I’ve sat back and watched the happenings of last week unfold, and it’s left me feeling very saddened for our country, and more than a little bit awed by the blindness of those who could look at it and see nothing wrong. Actually, that second part applies to a lot of things that have happened in the last 10 months.
Basically, if you can witness the outright libel of a private American citizen–left or right–and not be appalled by it, then you’re lost. If you can with a straight face watch the Anita Dunn clip praising Mao and conclude, in all seriousness, that she was joking, then you’re lost.

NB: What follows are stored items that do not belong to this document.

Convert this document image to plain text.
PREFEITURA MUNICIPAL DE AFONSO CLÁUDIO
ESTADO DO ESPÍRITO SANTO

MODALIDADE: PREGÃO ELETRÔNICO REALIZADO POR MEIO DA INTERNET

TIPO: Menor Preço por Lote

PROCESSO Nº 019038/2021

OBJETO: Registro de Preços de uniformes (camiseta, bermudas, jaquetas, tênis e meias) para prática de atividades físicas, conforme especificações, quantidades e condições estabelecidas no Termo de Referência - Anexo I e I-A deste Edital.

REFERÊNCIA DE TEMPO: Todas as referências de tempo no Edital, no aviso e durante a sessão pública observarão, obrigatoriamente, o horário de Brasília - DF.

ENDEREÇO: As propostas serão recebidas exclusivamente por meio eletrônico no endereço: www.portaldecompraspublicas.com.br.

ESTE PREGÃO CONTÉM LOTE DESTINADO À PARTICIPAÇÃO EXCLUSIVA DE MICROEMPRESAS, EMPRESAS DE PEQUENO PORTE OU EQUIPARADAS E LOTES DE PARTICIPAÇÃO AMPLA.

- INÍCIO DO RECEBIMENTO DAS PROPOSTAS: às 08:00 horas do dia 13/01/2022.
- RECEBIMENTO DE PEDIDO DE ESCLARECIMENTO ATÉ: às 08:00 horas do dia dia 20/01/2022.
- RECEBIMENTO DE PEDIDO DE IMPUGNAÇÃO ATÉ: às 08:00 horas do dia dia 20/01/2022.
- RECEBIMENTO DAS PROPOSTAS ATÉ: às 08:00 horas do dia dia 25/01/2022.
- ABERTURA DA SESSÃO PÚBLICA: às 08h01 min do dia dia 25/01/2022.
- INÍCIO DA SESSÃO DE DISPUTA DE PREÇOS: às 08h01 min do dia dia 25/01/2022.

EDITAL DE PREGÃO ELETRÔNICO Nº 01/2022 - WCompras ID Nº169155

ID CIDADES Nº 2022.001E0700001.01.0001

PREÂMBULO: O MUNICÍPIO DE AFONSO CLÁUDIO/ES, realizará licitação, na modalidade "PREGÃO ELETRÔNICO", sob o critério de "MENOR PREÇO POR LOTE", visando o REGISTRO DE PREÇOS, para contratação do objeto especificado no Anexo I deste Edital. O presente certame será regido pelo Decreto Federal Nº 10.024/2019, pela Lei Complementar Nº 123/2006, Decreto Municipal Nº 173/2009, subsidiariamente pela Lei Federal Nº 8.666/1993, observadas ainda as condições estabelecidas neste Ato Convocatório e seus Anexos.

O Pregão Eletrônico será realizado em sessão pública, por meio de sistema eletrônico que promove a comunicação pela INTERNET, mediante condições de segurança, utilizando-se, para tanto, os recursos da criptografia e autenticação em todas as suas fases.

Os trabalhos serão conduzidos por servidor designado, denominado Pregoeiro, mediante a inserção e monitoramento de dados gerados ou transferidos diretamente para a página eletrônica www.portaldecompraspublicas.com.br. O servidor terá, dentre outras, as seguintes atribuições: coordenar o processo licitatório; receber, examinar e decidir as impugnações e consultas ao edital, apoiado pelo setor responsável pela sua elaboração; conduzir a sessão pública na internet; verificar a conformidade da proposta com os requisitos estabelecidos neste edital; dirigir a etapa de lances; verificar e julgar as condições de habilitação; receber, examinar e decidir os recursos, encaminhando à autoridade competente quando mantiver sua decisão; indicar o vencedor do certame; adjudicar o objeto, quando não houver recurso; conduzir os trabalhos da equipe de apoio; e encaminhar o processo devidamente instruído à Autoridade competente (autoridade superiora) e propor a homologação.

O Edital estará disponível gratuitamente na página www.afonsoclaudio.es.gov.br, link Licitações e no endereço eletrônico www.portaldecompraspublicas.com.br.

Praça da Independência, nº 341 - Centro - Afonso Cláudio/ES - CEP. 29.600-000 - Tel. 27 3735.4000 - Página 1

No amount of argument or fact will make such a person sway their opinion, because blind ideology has taken root.
I hate to say the F-word, but I’ve got to wonder: Are we creeping into fascism? I know that the F-word was thrown around by the far left during the GWB years, and that’s why I hesitate to mention it now, but I finally feel emboldened enough to say it. No, it’s not some sudden takeover; it’s incrementalism, and it’s been happening for years. But be aware, Americans. Guard your liberty like you’d guard your child.
I’ve just got to excerpt a few lines from the Steyn column, and I suggest you read it entirely. He writes (my emphases in bold):
So if I understand correctly:
Rush Limbaugh is so “divisive” that to get him fired leftie agitators have to invent racist soundbites to put in his mouth.
But the White House communications director is so un-divisive that she can be invited along to recommend Chairman Mao as a role model for America’s young.
From my unscientific survey, U.S. school students are all but entirely unaware of Mao Tse-Tung, and the few that aren’t know him mainly as a T-shirt graphic or “agrarian reformer.” What else did he do? Here, from Jonathan Fenby’s book Modern China, is the great man in a nutshell:
“Mao’s responsibility for the extinction of anywhere from 40 to 70 million lives brands him as a mass killer greater than Hitler or Stalin.”
Twenty years ago this fall, the Iron Curtain was coming down in Europe. Across the Warsaw Pact, the jailers of the Communist prison states lost their nerve, and the cell walls crumbled. Matt Welch, the editor of Reason, wonders why the anniversary is going all but unobserved: Why aren’t we making more of the biggest mass liberation in history?
Well, because to celebrate it would involve recognizing it as a victory over Communism. And, after the Left’s long march through the institutions of the West, most are not willing to do that. There’s the bad totalitarianism (Nazism) and the good totalitarianism (Communism), whose apologists and, indeed, fetishists can still be found everywhere, even unto the White House.
Rush Limbaugh’s remarks are “divisive”; Anita Dunn’s are entirely normal. But don’t worry, the new Fairness Doctrine will take care of the problem.
For a little “humor,” I saw this yesterday at http://www.directorblue.blogspot.com/, and think serves as a nice illustration to the discussion at hand:
Wiktionary defines the word fascism as follows:
A political regime, usually totalitarian…
Too harsh? Too “right wing”? I just relayed the definition. Any conceptual linkages between the words and images are the responsibilities of the reader.